Tracking Control of Robot Manipulators with Unknown Models: A Jacobian-Matrix-Adaption Method

• Published in: IEEE transactions on industrial informatics Vol. 14; no. 7; pp. 3044 - 3053
• Main Authors: Chen, Dechao, Zhang, Yunong, Li, Shuai
• Format: Journal Article
• Language: English
• Published: Piscataway IEEE 01.07.2018; The Institute of Electrical and Electronics Engineers, Inc. (IEEE)

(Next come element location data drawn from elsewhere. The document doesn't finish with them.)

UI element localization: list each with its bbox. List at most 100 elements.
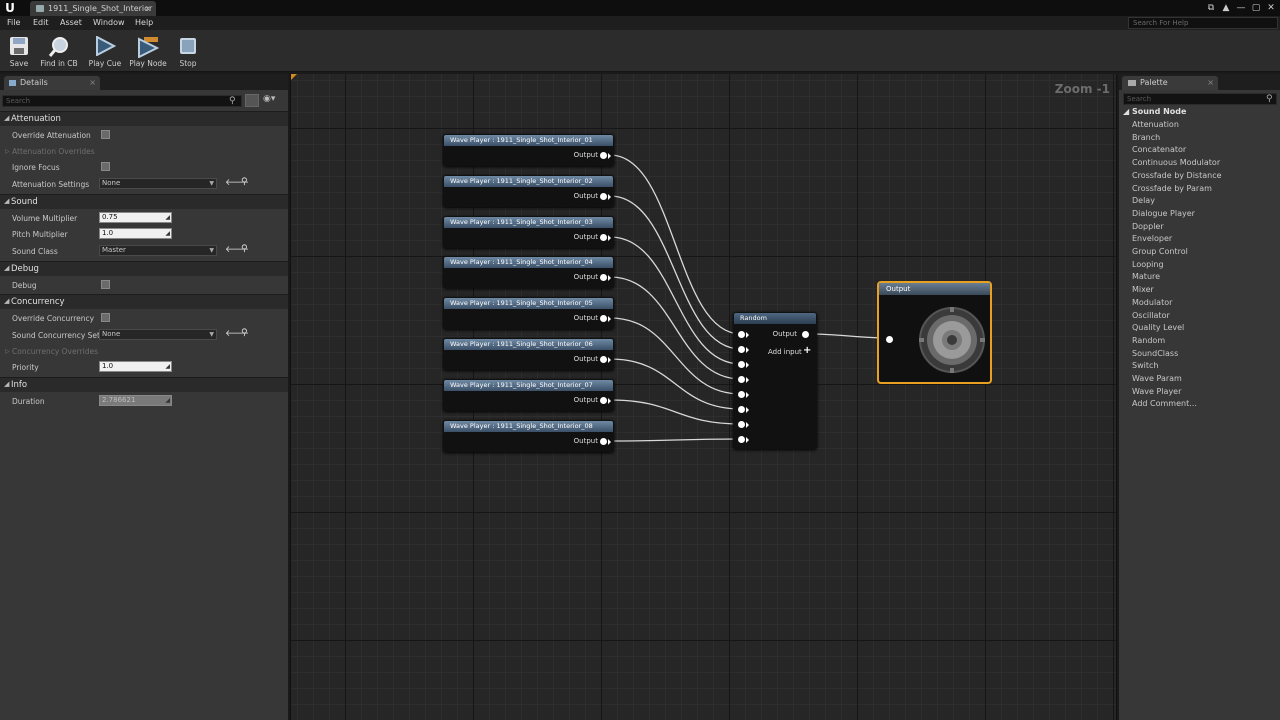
- override-concurrency-checkbox[interactable]: [101, 313, 110, 322]
- volume-multiplier-input[interactable]: 0.75 ◢: [99, 212, 172, 223]
- category-sound[interactable]: ◢ Sound: [0, 194, 288, 209]
- palette-item[interactable]: Attenuation: [1132, 120, 1179, 129]
- override-attenuation-checkbox[interactable]: [101, 130, 110, 139]
- random-input-pin[interactable]: [738, 331, 745, 338]
- debug-checkbox[interactable]: [101, 280, 110, 289]
- output-node[interactable]: Output: [877, 281, 992, 384]
- browse-search-icon[interactable]: ⚲: [241, 244, 248, 254]
- collapsed-arrow-icon[interactable]: ▷: [5, 148, 10, 155]
- help-search-input[interactable]: Search For Help: [1128, 17, 1278, 29]
- wave-player-node[interactable]: Wave Player : 1911_Single_Shot_Interior_…: [443, 297, 614, 329]
- close-palette-icon[interactable]: ×: [1207, 76, 1214, 90]
- play-cue-button[interactable]: Play Cue: [86, 32, 124, 70]
- palette-item[interactable]: Concatenator: [1132, 145, 1186, 154]
- wave-player-output-pin[interactable]: [600, 274, 607, 281]
- random-node[interactable]: Random Output Add input +: [733, 312, 817, 449]
- wave-player-output-pin[interactable]: [600, 397, 607, 404]
- random-input-pin[interactable]: [738, 421, 745, 428]
- sound-cue-graph[interactable]: Zoom -1 Wave Player : 1911_Single_Shot_I…: [290, 74, 1117, 720]
- palette-item[interactable]: Crossfade by Param: [1132, 184, 1212, 193]
- wave-player-node[interactable]: Wave Player : 1911_Single_Shot_Interior_…: [443, 216, 614, 248]
- close-window-icon[interactable]: ✕: [1266, 3, 1276, 13]
- palette-item[interactable]: Quality Level: [1132, 323, 1184, 332]
- wave-player-node[interactable]: Wave Player : 1911_Single_Shot_Interior_…: [443, 338, 614, 370]
- sound-class-combo[interactable]: Master ▼: [99, 245, 217, 256]
- wave-player-node[interactable]: Wave Player : 1911_Single_Shot_Interior_…: [443, 256, 614, 288]
- random-input-pin[interactable]: [738, 436, 745, 443]
- wave-player-output-pin[interactable]: [600, 193, 607, 200]
- menu-window[interactable]: Window: [93, 16, 125, 30]
- palette-item[interactable]: Mature: [1132, 272, 1160, 281]
- wave-player-node[interactable]: Wave Player : 1911_Single_Shot_Interior_…: [443, 134, 614, 166]
- palette-item[interactable]: Crossfade by Distance: [1132, 171, 1222, 180]
- sound-concurrency-combo[interactable]: None ▼: [99, 329, 217, 340]
- palette-item[interactable]: Doppler: [1132, 222, 1164, 231]
- random-input-pin[interactable]: [738, 376, 745, 383]
- random-input-pin[interactable]: [738, 391, 745, 398]
- palette-item[interactable]: Modulator: [1132, 298, 1172, 307]
- connection-wire[interactable]: [609, 154, 742, 335]
- ignore-focus-checkbox[interactable]: [101, 162, 110, 171]
- random-input-pin[interactable]: [738, 361, 745, 368]
- palette-item[interactable]: Wave Param: [1132, 374, 1182, 383]
- palette-item[interactable]: Add Comment...: [1132, 399, 1197, 408]
- details-tab[interactable]: Details ×: [4, 76, 100, 90]
- palette-item[interactable]: Oscillator: [1132, 311, 1170, 320]
- palette-item[interactable]: Wave Player: [1132, 387, 1181, 396]
- wave-player-output-pin[interactable]: [600, 438, 607, 445]
- palette-item[interactable]: Group Control: [1132, 247, 1188, 256]
- connection-wire[interactable]: [609, 438, 742, 442]
- palette-search-input[interactable]: Search: [1123, 93, 1277, 105]
- palette-item[interactable]: Switch: [1132, 361, 1158, 370]
- connection-wire[interactable]: [609, 399, 742, 425]
- connection-wire[interactable]: [609, 317, 742, 395]
- wave-player-node[interactable]: Wave Player : 1911_Single_Shot_Interior_…: [443, 379, 614, 411]
- palette-item[interactable]: Continuous Modulator: [1132, 158, 1220, 167]
- play-node-button[interactable]: Play Node: [127, 32, 169, 70]
- palette-item[interactable]: Delay: [1132, 196, 1155, 205]
- palette-tab[interactable]: Palette ×: [1122, 76, 1218, 90]
- connection-wire[interactable]: [609, 195, 742, 350]
- menu-edit[interactable]: Edit: [33, 16, 49, 30]
- wave-player-node[interactable]: Wave Player : 1911_Single_Shot_Interior_…: [443, 420, 614, 452]
- menu-file[interactable]: File: [7, 16, 20, 30]
- browse-search-icon[interactable]: ⚲: [241, 328, 248, 338]
- view-options-eye-icon[interactable]: ◉▾: [263, 94, 275, 104]
- palette-item[interactable]: Random: [1132, 336, 1165, 345]
- connection-wire[interactable]: [609, 358, 742, 410]
- close-tab-icon[interactable]: ×: [144, 1, 151, 16]
- close-details-icon[interactable]: ×: [89, 76, 96, 90]
- category-debug[interactable]: ◢ Debug: [0, 261, 288, 276]
- output-node-input-pin[interactable]: [886, 336, 893, 343]
- pitch-multiplier-input[interactable]: 1.0 ◢: [99, 228, 172, 239]
- stop-button[interactable]: Stop: [174, 32, 202, 70]
- palette-item[interactable]: Branch: [1132, 133, 1160, 142]
- palette-item[interactable]: Enveloper: [1132, 234, 1172, 243]
- wave-player-output-pin[interactable]: [600, 234, 607, 241]
- palette-item[interactable]: Dialogue Player: [1132, 209, 1195, 218]
- find-in-cb-button[interactable]: Find in CB: [38, 32, 80, 70]
- priority-input[interactable]: 1.0 ◢: [99, 361, 172, 372]
- connection-wire[interactable]: [609, 236, 742, 365]
- minimize-icon[interactable]: —: [1236, 3, 1246, 13]
- details-search-input[interactable]: Search: [2, 95, 242, 107]
- random-output-pin[interactable]: [802, 331, 809, 338]
- add-input-plus-icon[interactable]: +: [803, 345, 811, 356]
- random-input-pin[interactable]: [738, 346, 745, 353]
- attenuation-settings-combo[interactable]: None ▼: [99, 178, 217, 189]
- menu-asset[interactable]: Asset: [60, 16, 82, 30]
- browse-search-icon[interactable]: ⚲: [241, 177, 248, 187]
- asset-tab[interactable]: 1911_Single_Shot_Interior ×: [30, 1, 156, 16]
- category-attenuation[interactable]: ◢ Attenuation: [0, 111, 288, 126]
- category-info[interactable]: ◢ Info: [0, 377, 288, 392]
- property-matrix-icon[interactable]: [245, 94, 259, 107]
- wave-player-output-pin[interactable]: [600, 356, 607, 363]
- palette-item[interactable]: Looping: [1132, 260, 1164, 269]
- palette-category-sound-node[interactable]: ◢ Sound Node: [1123, 107, 1186, 116]
- notifications-icon[interactable]: ▲: [1221, 3, 1231, 13]
- random-input-pin[interactable]: [738, 406, 745, 413]
- palette-item[interactable]: SoundClass: [1132, 349, 1178, 358]
- wave-player-output-pin[interactable]: [600, 315, 607, 322]
- feedback-icon[interactable]: ⧉: [1206, 3, 1216, 13]
- menu-help[interactable]: Help: [135, 16, 153, 30]
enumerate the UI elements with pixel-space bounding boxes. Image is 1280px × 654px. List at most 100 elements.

• Subjects: Complexity theory; Computer simulation; Input-output information; Jacobian-matrix-adaption (JMA); Manipulators; Path planning; Power system dynamics; Protocols; Robot arms; robot manipulators; Robots; Shortest path problem; Tracking control; unknown models; Vehicle dynamics; zeroing dynamics
• ISSN: 1551-3203; 1941-0050
• DOI: 10.1109/TII.2017.2766455

Tracking control of robot manipulators is a fundamental and significant problem in robotic industry. As a conventional solution, the Jacobian-matrix-pseudo-inverse (JMPI) method suffers from two major limitations: one is the requirement on known information of the robot model such as parameter and structure; the other is the position error accumulation phenomenon caused by the open-loop nature. To overcome such two limitations, this paper proposes a novel Jacobian-matrix-adaption (JMA) method for the tracking control of robot manipulators via the zeroing dynamics. Unlike existing works requiring the information of the known robot model, the proposed JMA method uses only the input-output information to control the robot with unknown model. The solution based on the JMA method transforms the internal, implicit, and unmeasurable model information to the external, explicit, and measurable input-output information. Moreover, simulation studies including comparisons and tests substantiate the efficacy and superiority of the proposed JMA method for the tracking control of robot manipulators subject to unknown models.